12 (doze!) anos é "manga de tempo", dava para fazer 6 (seis!) comissões na Guiné, desde o princípio ao fim da guerra (1961/74).

12 (doze!) anos é cerca de um sétimo da esperança de vida (média) de alguém como eu que, nascido em 1947, tinha aos 65 anos em 2012...

Camaradas (e amigos/as): 12 (doze!) anos é "manga de tempo"!... Por isso, o 12º aniversário do nosso blogue merece ser comemorado, por muito cansados que estejamos da guerra e da vida!... (...)

Guiné 63/74 - P16018: Na festa dos 12 anos, "manga de tempo", do nosso blogue (1): Heróis de uma guerra que nunca existiu e que por isso, não vão ficar para a história: o Paranhos, o Pimentel, o Peniche, o Pinto e eu (Luís Graça)



Caldas da Rainha > RI 5 > Juramento de bandeira > 1968


Foto: © Abílio Duarte (2016). Todos os direitos reservados. [Edição. L.G.]



1. No dia 23 de abril de 2016, o nosso blogue fez 12 anos. Publicámos o nosso poste nº 1 em 23/4/2004. E depois desse mais de 16 mil. A efeméride não pode passar despercebida.


12 (doze!) anos é idade maior na Net (que nasceu no início dos anos 90 do século passado): com menos disso, já muitos blogues morreram.

12 (doze!) anos é "manga de tempo", dava para fazer 6 (seis!) comissões na Guiné, desde o princípio ao fim da guerra (1961/74).

12 (doze!) anos é cerca de um sétimo da esperança de vida (média) aos 65 anos, em 2012, de alguém, como eu, que tenha nascido em 1947.

Camaradas (e amigos/as):

12 (doze!) anos é "manga de tempo"!... Por isso, o 12º aniversário do nosso blogue merece ser comemorado, por muito cansados que estejamos da guerra, da vida e... do blogue!...

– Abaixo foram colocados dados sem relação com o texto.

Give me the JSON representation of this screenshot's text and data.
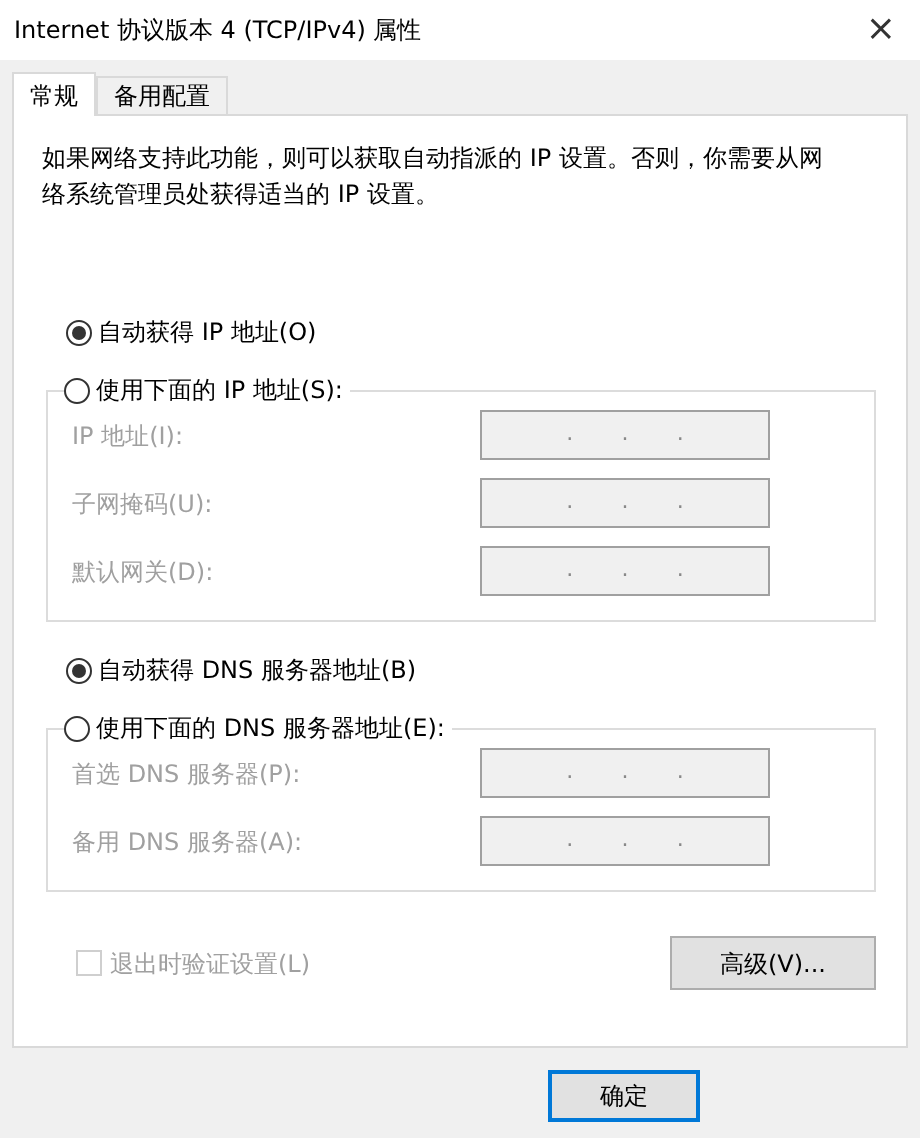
{
  "window": {
    "title": "Internet 协议版本 4 (TCP/IPv4) 属性",
    "close": "×"
  },
  "tabs": [
    {
      "label": "常规",
      "selected": true
    },
    {
      "label": "备用配置",
      "selected": false
    }
  ],
  "description": "如果网络支持此功能，则可以获取自动指派的 IP 设置。否则，你需要从网络系统管理员处获得适当的 IP 设置。",
  "sections": [
    {
      "auto_option": {
        "label": "自动获得 IP 地址(O)",
        "selected": true
      },
      "manual_option": {
        "label": "使用下面的 IP 地址(S):",
        "selected": false
      },
      "fields": [
        {
          "label": "IP 地址(I):",
          "disabled": true,
          "separators": [
            ".",
            ".",
            "."
          ]
        },
        {
          "label": "子网掩码(U):",
          "disabled": true,
          "separators": [
            ".",
            ".",
            "."
          ]
        },
        {
          "label": "默认网关(D):",
          "disabled": true,
          "separators": [
            ".",
            ".",
            "."
          ]
        }
      ]
    },
    {
      "auto_option": {
        "label": "自动获得 DNS 服务器地址(B)",
        "selected": true
      },
      "manual_option": {
        "label": "使用下面的 DNS 服务器地址(E):",
        "selected": false
      },
      "fields": [
        {
          "label": "首选 DNS 服务器(P):",
          "disabled": true,
          "separators": [
            ".",
            ".",
            "."
          ]
        },
        {
          "label": "备用 DNS 服务器(A):",
          "disabled": true,
          "separators": [
            ".",
            ".",
            "."
          ]
        }
      ]
    }
  ],
  "validate_checkbox": {
    "label": "退出时验证设置(L)",
    "checked": false,
    "disabled": true
  },
  "advanced_button": "高级(V)...",
  "ok_button": "确定"
}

Traduzida em números, a atividade do nosso blogue representa:

(i) 16 mil postes;

(ii) 714 membros inscritos (formalmente na nossa Tabanca Grande, dos quais infelizmente 44 já morreram), oriundos dos mais diversos sítios onde vivem camaradas nossos (e também alguns amigos), da Austrália à América, da Suécia ao Brasil, de Paris ao Mindelo, de Viana do Castelo a Bissau, de Lisboa a Macau;

(iii) 700 álbuns, 59  mil imagens (, incluindo mais de 300 vídeos):

(iv) 63 mil comentários;

(v) 7,8 milhões de visualizaçõs de páginas;

(vi) 11 encontros nacionais, anuais, da Tabanca Grande, desde 2007, com cerca de dois mil inscritos;

(vii) e,  sobretudo,  muitas memórias e muitos afetos partilhados entre todos nós...


O blogue nasceu em 23/4/2004. E por essa altura eu escrevi, à laia de justificação para passar a dedicar o meu blogue pessoal (Blogue-Fora-Nada) unicamente à Guiné, à experiência (partilhada) da guerra na Guiné (primeiro circunscrita aos anos de 1969/71 e depois alargada, muito rapidamente, ao período de 1963/74):

"Trinta anos e tal anos depois. Para que não digam, os (por)tugas mais novos, que a Guiné nunca existiu. Que a guerra da Guiné nunca existiu. Ou que nunca ouviram falar da guerra colonial (em África). Uma guerra que marcou, se não um povo inteiro, pelo menos toda uma geração. A minha geração.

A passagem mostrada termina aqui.